18 de Novembro de 1942
Estou pior. Mas aquele meu antigo
desespero activo de morrer – atenuou-se. Agora olho este apodrecimento com a
calma de quem vê um belo e irremediável por-de-sol. A quem julgue (que ilusão,
passar-me pela cabeça que alguém possa tomar calor por esta minha agonia!) que
a explicação do facto pode muito bem estar na circunstância de o mundo
atravessar neste momento uma hora
dramática da sua vida, e, por isso, o egoísmo de conservação do individual
ceder perante a carnificina do colectivo, digo desde já que se angana. Quero
que outros tenham tanto como eu a dor de asiáticos, africanos e europeus; mas
não quero que haja quem sofrido mais. Contudo, com humildade e sinceridade o
digo; a minha dor pessoal é minha. Não. Cheguei a isto, porque estou cansado.

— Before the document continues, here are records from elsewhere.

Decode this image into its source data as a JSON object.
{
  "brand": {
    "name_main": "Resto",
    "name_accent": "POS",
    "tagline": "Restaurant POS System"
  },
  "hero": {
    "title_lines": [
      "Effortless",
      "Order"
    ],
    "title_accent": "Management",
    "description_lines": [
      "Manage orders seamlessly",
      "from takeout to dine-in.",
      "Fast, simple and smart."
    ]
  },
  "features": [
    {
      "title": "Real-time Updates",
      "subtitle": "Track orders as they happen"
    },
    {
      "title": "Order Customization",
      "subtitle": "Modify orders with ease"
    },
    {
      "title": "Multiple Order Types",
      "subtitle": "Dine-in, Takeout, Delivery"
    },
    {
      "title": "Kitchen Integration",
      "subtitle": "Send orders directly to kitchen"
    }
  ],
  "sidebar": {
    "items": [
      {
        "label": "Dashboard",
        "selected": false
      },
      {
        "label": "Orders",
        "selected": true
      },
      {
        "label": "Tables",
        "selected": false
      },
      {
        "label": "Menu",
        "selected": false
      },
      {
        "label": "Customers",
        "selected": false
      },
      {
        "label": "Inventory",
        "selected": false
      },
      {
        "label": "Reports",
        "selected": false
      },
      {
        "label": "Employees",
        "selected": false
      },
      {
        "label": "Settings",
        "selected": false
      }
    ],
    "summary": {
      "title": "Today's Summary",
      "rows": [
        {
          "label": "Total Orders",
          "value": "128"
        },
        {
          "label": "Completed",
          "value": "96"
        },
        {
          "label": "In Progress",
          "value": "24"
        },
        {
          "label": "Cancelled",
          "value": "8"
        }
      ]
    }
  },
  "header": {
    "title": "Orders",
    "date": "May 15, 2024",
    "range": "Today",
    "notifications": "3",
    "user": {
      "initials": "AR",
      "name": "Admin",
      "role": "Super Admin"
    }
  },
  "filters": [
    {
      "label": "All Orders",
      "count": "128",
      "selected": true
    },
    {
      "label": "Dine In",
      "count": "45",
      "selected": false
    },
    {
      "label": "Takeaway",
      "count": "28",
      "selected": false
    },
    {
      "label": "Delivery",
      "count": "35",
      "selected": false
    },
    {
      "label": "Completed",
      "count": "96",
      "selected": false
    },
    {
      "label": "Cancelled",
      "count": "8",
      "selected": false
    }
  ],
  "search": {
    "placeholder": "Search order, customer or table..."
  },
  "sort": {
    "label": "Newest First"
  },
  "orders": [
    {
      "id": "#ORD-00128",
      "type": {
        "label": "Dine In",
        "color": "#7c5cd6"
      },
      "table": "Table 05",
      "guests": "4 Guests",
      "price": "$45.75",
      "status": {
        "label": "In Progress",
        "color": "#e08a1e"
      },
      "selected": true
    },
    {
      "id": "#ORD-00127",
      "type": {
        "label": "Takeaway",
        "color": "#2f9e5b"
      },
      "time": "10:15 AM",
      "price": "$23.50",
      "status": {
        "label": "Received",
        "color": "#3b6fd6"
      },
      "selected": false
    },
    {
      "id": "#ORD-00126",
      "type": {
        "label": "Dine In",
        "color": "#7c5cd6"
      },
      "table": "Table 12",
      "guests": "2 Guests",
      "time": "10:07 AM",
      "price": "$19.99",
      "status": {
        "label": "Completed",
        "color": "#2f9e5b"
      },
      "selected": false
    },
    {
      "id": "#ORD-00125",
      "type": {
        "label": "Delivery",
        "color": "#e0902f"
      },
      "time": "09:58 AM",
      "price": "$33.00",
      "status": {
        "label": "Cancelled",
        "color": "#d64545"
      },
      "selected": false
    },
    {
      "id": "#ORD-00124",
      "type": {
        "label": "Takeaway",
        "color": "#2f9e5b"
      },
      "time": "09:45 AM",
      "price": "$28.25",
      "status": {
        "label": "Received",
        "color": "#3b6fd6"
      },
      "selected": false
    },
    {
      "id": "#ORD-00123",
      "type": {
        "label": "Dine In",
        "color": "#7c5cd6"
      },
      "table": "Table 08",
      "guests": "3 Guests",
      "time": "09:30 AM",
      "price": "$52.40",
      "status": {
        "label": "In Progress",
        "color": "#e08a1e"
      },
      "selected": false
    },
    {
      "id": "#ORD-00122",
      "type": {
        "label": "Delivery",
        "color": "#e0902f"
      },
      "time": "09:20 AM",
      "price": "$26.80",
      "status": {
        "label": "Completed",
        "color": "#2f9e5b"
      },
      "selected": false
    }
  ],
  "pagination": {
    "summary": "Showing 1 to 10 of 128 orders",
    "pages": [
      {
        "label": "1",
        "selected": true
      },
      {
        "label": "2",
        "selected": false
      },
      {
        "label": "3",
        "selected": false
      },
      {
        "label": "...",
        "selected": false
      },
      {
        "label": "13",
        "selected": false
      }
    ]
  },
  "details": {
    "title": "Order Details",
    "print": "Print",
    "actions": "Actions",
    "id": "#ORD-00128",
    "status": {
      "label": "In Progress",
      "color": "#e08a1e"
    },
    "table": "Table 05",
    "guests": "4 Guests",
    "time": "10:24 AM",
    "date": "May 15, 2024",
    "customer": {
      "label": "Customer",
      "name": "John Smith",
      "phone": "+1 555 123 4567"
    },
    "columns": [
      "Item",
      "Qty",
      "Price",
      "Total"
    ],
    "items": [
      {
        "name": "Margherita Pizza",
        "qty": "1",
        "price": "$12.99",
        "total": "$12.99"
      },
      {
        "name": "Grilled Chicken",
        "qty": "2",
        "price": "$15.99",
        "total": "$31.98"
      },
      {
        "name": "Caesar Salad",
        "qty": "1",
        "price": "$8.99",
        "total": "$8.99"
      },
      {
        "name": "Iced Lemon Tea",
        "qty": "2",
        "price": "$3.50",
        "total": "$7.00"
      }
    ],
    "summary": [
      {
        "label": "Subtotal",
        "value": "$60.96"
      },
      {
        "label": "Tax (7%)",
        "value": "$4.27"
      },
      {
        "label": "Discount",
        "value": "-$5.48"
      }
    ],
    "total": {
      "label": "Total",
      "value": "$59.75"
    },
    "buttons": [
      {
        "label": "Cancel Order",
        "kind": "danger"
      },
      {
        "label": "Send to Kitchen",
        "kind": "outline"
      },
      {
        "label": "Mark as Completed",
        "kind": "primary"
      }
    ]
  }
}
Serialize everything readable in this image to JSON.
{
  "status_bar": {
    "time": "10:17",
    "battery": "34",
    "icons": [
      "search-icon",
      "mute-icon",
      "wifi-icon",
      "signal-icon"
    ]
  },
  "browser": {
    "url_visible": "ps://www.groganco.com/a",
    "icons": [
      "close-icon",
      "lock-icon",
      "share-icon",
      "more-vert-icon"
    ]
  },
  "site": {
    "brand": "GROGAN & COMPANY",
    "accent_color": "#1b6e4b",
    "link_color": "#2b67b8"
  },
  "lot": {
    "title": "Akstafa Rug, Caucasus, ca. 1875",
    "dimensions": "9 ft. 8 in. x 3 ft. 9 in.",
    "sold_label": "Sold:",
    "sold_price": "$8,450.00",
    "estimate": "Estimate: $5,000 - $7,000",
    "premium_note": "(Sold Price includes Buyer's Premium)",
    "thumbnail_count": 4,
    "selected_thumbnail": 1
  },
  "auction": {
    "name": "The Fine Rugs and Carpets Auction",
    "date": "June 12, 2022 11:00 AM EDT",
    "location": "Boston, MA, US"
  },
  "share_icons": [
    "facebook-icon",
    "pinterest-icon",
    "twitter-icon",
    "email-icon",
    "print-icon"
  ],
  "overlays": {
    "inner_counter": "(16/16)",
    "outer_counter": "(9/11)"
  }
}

Desde que me conheço que vivo como se a curva do céu que me cobre fosse um
arco, e eu a corda tensa entre os dois extremos. Ora, sabem que uma tensão
contínua… Bom, eu não quero física a ninguém. O que é certo é que cá estou onde
nunca pensei de chegar, pelo menos com trinta e cinco anos: às razões do meu
pai. Quando um dia lhe lhe falava horrorizado da serenidade com que ele
encarava a morte, respondeu-me na sua língua:
- O corpo farta-se de tudo, filho. Até de viver.